In a message to the roundtable, John Kerry, US Special Presidential Envoy for Climate, said: “Reducing emissions from hard to decarbonise sectors like aviation is essential to tackling climate change. I am encouraged by the commitment of airlines worldwide to scale up the use of sustainable aviation fuels, which have the potential to not only significantly reduce emissions in-sector but also to provide economic opportunity.”
As part of its 2022 ecoDemonstrator programme, Boeing will fly one of its own 777-200ER aircraft using a 30/70 SAF blend for all test flights. During the next six months of flight and ground tests, Boeing will evaluate around 30 new technologies aimed at improving sustainability and safety for the aerospace industry, including a water conservation system to reduce aircraft weight and fuel, and technologies to improve operational efficiency.

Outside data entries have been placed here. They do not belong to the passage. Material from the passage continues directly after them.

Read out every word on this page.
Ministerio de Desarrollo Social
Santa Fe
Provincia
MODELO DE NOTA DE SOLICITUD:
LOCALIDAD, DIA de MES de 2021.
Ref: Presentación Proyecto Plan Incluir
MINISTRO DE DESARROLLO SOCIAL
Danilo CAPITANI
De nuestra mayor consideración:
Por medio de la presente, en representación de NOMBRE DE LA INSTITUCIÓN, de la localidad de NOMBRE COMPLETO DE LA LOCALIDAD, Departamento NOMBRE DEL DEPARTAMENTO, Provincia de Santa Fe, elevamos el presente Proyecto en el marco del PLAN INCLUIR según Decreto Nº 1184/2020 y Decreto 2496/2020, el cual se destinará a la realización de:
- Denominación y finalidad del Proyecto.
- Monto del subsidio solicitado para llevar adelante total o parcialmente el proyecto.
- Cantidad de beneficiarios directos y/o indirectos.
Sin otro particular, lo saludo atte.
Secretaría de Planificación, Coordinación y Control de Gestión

Separately in Honolulu, Hawaiian Airlines announced a partnership with Par Hawaii, one of the state’s largest energy providers, to explore the viability of developing SAF in the islands from sustainable crops, while in Houston, Texas, renewable energy start-up No Carbon Air announced plans to produce sustainable aviation fuel, hydrogen fuel, and other green energy sources through Fischer-Tropsch conversion of landfill materials including municipal solid waste, hazardous materials, tyres, waste coal, sludges and other waste streams. The company’s CEO, Bill Smith, said the waste, once converted to synthetic gas, would be processed through an FT system capable of producing 3,000 gallons of sustainable jet fuel per day, or 1 million gallons per year.